A flood of flights was one headline referring to the programming of airline seats for Spain’s airports this winter - a period defined as end-October to end-March. In all, as the airports authority Aena reported, 108.8 million seats have been programmed. These are 4.2% more than the same period in 2019.
First thing. One cannot or should not refer to the period 2019. It was 2019-2020, but 2019 the reporting was, which led, for example, to a reminder that activity was very low over the last two weeks of March 2019. These last two weeks were of course March 2020, the state of alarm having come into effect on March 14.
Having cleared this up, it was correct to say that the state of alarm influenced flight figures for the 2019-2020 winter season. But that influence was not exerted on programmed seats - not those which had been programmed on October 23, 2019. The point is that 113.2 million seats had been programmed; an Aena press release of that date stated this. Rather than more seats for this winter, there are in fact fewer - 4.4 million fewer.
It could be that the 4.2% more made a comparison with the number of seats that were, in the end, made available. Just because seats are programmed, it doesn’t follow that they are available. Flights, and therefore seats, can be pulled for all sorts of reasons. And it this which needs to be borne in mind when learning that there are floods of flights with very optimistic forecasts.
Live feed from Palma:
Aena highlights lingering Covid uncertainty, but another factor to take into account is that airlines will be programming as much as they can in an attempt to haul back some of their massive losses. Airlines are being optimistic, but then one can say that of all winter seasons. Seat programming is very different to seat sales - 108.8 million seats don’t mean 108.8 million passengers.
In the specific case of Palma Son Sant Joan, Aena reports 6.6 million seats having been scheduled, an increase (apparently) of 20% compared with 2019-2020. Yet the Aena press release of October 2019 stated 6.4 million for Palma - 0.2 million is not 20%.
One has to assume that an adjustment to seat programming during the 2019-2020 season brought about a lower figure. In this regard, the pandemic was largely immaterial, given the advance nature of programming. If this assumption is correct, it goes to prove that one cannot take figures provided in late October as being definitive. This has always been so; it is not a Covid thing.
But more important is what results from this programming. It was absolutely the case that the state of alarm affected March 2020’s figures. For Palma, there were 517,154 passengers in that month, a decrease from 1,301,515 in March 2019. As it was, for the winter period of November to March 2019-2020, Palma had 4,210,331 passengers. If one adds those lost from March 2019, one arrives at a figure just below five million. On the basis of 6.4 million scheduled seats, the actual number of passengers would have been around 78%.

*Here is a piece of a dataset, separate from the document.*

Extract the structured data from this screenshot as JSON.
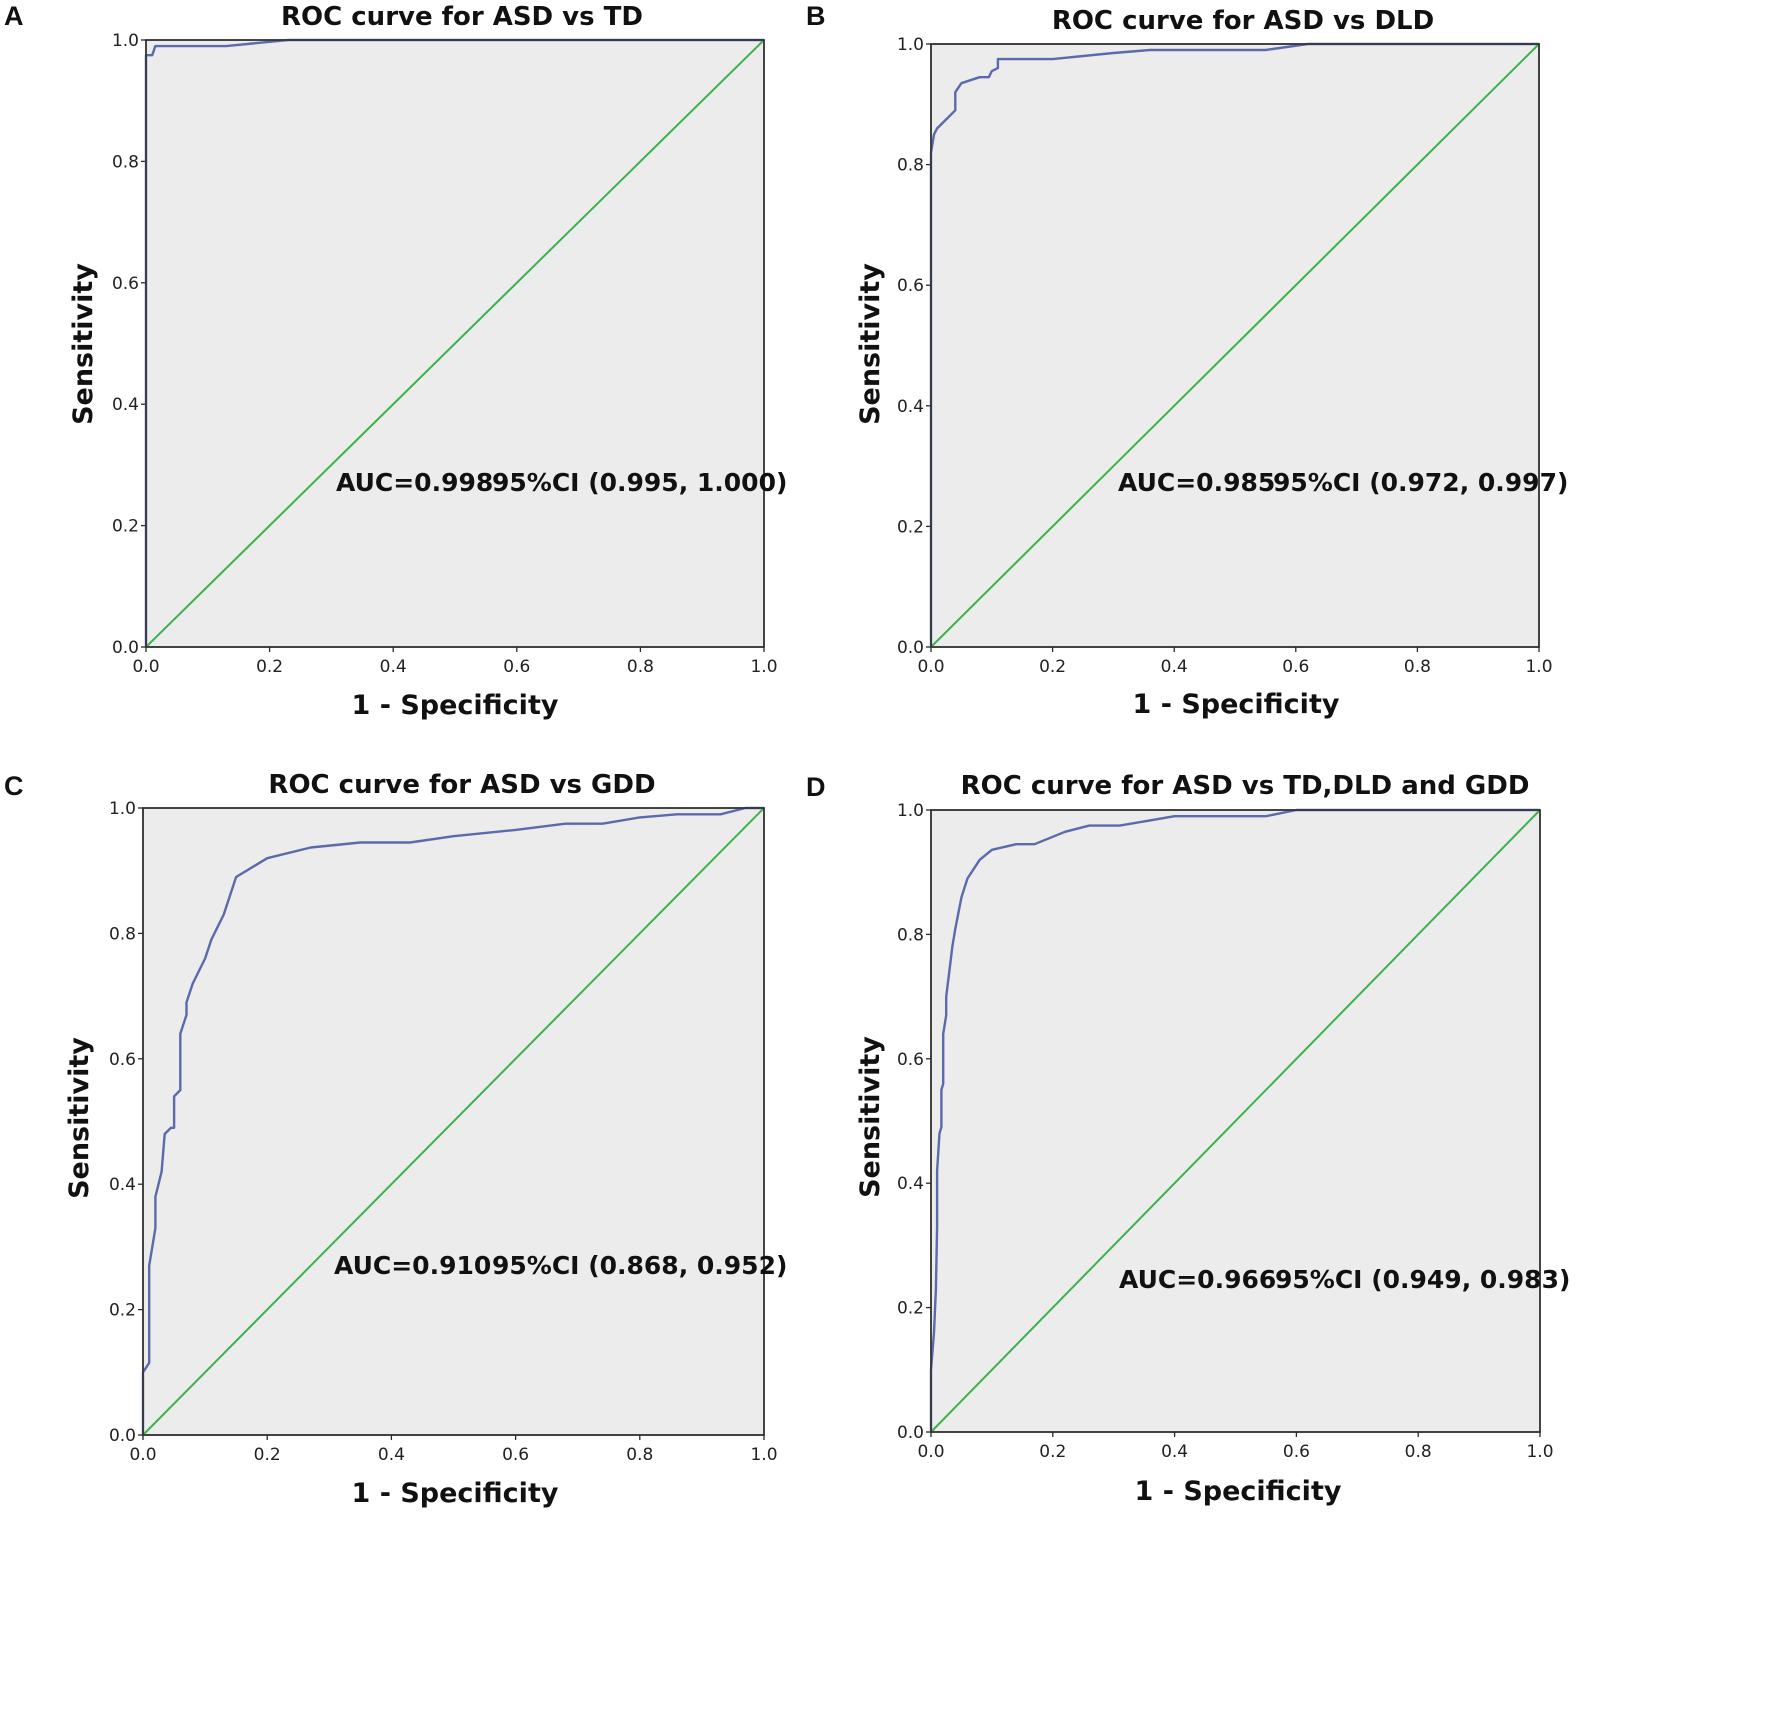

The 4.2 million passengers were arrivals and departures, national and international. From Balearic tourism ministry figures, the number of arrivals over the five months was 2,060,329. And of these, 873,811 were international arrivals. Of the programmed number of seats, as reported in October 2019, 13.7% were arrivals from foreign airports. In terms of tourism, a rule of thumb of 80% of travellers being tourists gives 700,000.
Over the course of a good whole year, let’s take 2019, Mallorca can expect 10.3 million foreign tourists. Something in the region of seven per cent during the low months is about right, as the months of November to March historically bring in 15 to 16 per cent of all the year’s tourists - the other eight or nine per cent are Spanish.
Headlines and reports need interpreting. Positive figures regarding scheduled seats are a long way from meaning that there is about to be a winter tourism bounce.
Booked out for All Saints ... in the Canaries
For all airports in the Canaries, Aena says that 25.6 million seats have been programmed for the winter, with Gran Canaria and Tenerife South leading the way on 7.8 million and 6.4 million respectively. Compared with the three Balearic airports, the 25.6 million are just under three times as many (8.87 million in the Balearics).
Winter in the Canaries is high season, and the holiday for All Saints provides an indication of how the situations in the Canaries and the Balearics differ. From the Canaries comes news that hotels “are running out of beds”. Looking ahead to the Christmas period, the hoteliers are anticipating pretty much full occupancy, with the caveat that they can never be entirely certain that there won’t be renewed Covid restrictions.
In Mallorca, as has previously been reported, 70% of hotels will have closed. Don’t be surprised if this percentage is higher. Hotels which are open can probably expect decent occupancy for the holiday, but in the Canaries the difference lies in the fact that more or less all hotels are open, with hotel companies taking staff off ERTE furlough.
On the Costa del Sol, meanwhile, forecasts are for 62% occupancy for All Saints. Although tourism is recovering, this is around 20% lower than in 2019. Unlike national tourists, the British wouldn’t go to the Costa del Sol for All Saints, but the region’s tourism industry would nevertheless hope for rather better at this time of the year than what they are getting.
Those parts of the Costa del Sol that are overwhelmingly Spanish are looking at occupancy of as much as 97%. In Fuengirola, a British stronghold, it is only 32%.
The Boris effect of the PM having gone on holiday to the Costa del Sol is yet to materialise.